Testing Tracking
To start off with, tracking does break. It happens. It’s happened on programs that I’ve run and a long time ago (in a galaxy far, far away) I even managed to break some buy.at tracking as a developer.
So the question that we have to ask ourselves is if enough is done to check tracking from the network perspective.
Sure - a good affiliate manager should be able to notice a problem quickly enough, but not all programs have good affiliate managers.
The networks make a lot of money and sometimes have handfuls of account managers, but how much effort would it be to have a small team of people who’s role in life is to place orders online and make sure that the tracking is working across all their programs?
Lets look at some figures to use as an example. If a network had, for example, 400 Merchants on board.
A tester should be able to place around 4 orders an hour - 8 hours a day - 5 days a week. This means that one tester would be able to test the tracking of 160 programs every week.
Get a couple of testers in and networks would be able to check every single merchant program once a week.
Whilst this may not eliminate the problem it may well mean that errors are tracked slightly faster and tracking is fixed quicker - resulting it more money for both the affiliate and the network.
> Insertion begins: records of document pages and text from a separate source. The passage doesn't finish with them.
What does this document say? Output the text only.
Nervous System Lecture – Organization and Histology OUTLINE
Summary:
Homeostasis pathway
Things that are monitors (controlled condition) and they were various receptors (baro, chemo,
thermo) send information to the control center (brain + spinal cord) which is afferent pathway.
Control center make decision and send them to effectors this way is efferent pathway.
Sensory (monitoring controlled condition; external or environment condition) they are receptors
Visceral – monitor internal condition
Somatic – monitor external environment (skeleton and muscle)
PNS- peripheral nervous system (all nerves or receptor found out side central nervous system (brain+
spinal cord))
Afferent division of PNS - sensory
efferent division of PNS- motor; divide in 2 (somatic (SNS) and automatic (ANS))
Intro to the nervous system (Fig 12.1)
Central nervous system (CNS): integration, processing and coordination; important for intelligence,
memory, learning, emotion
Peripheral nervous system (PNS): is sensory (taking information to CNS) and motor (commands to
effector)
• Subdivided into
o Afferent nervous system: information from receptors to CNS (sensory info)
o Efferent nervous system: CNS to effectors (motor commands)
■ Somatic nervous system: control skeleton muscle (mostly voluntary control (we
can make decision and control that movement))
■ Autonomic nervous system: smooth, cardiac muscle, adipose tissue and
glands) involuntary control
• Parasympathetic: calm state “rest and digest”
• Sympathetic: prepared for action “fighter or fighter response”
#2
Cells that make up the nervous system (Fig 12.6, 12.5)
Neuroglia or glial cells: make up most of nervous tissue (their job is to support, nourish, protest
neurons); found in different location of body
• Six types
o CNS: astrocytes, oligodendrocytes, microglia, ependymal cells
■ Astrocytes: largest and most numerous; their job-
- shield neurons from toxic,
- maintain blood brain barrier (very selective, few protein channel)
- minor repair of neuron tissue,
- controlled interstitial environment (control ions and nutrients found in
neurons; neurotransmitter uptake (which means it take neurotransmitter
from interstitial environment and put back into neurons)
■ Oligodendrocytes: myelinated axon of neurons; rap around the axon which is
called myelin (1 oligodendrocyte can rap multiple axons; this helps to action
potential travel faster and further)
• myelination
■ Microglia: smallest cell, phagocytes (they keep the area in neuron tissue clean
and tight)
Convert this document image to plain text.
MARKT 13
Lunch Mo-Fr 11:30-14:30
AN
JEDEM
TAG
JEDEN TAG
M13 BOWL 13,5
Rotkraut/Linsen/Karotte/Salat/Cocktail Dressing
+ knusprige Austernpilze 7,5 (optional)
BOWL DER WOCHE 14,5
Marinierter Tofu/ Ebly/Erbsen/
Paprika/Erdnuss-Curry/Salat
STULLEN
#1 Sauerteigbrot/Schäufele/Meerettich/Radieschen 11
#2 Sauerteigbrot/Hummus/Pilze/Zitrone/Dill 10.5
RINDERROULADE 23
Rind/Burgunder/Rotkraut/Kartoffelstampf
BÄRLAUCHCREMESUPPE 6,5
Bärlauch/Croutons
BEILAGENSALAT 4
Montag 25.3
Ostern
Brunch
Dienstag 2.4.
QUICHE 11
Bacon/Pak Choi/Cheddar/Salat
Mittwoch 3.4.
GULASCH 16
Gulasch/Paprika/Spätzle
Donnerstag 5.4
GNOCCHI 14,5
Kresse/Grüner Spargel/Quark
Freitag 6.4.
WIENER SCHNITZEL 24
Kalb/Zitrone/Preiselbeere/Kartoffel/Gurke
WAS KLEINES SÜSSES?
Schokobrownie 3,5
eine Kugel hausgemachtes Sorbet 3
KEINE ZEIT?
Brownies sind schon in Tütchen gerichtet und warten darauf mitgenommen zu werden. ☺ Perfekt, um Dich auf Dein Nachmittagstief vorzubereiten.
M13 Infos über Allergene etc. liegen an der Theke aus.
So why isn’t it done? My personal opinion is that networks tend to rely on Affiliates to warn them of problems with tracking - yet again meaning affiliates are becoming consultants working for free to help the networks gain the mega bucks.
I’d certainly welcome a network that had a more proactive testing department and I’m sure that something like this would encourage affiliates to switch their links across.

March 3rd, 2007 at 7:45 pm
There are a few automated services that could do this. One I’ve used is siteconfidence.com.
Basically it follows a set of steps on a schedule and looks for certain results each page. Its normally used to check that your site isn’t broken.
It’s not cheap, but should be well within the budget of a major network and it’s much cheaper than the manual method.
March 17th, 2007 at 12:18 am
What you’re talking about is eminently doable James.
Here at SciVisum we run 24/7 website monitoring/ load testing of complex multi-step user Journeys for clients from the likes of Tesco to William Hill down to small sites at Govt departments or etc - and we run journeys to help clients see the effect of portal performance on their landing page journeys to sales conversion rates.
But the hard things in terms of specifically putting orders through networks in the way you’re thinking are things like: effort in unravelling the stats of the fake orders; for acuracy 1 sample per merchant per week is not enough, so would be placing many more orders than 4 per hour.
Automated payments means reuse of the same credit cards - and hassle from credit card companies; who pays the CC!
But hey, none are unsurmountable - mostly it just requires willingness from the network… I’ve talked to a few in the past, and didn’t get much traction; but maybe it’s an idea whose time is coming.
Be interested to take it further if anyone else thinks so.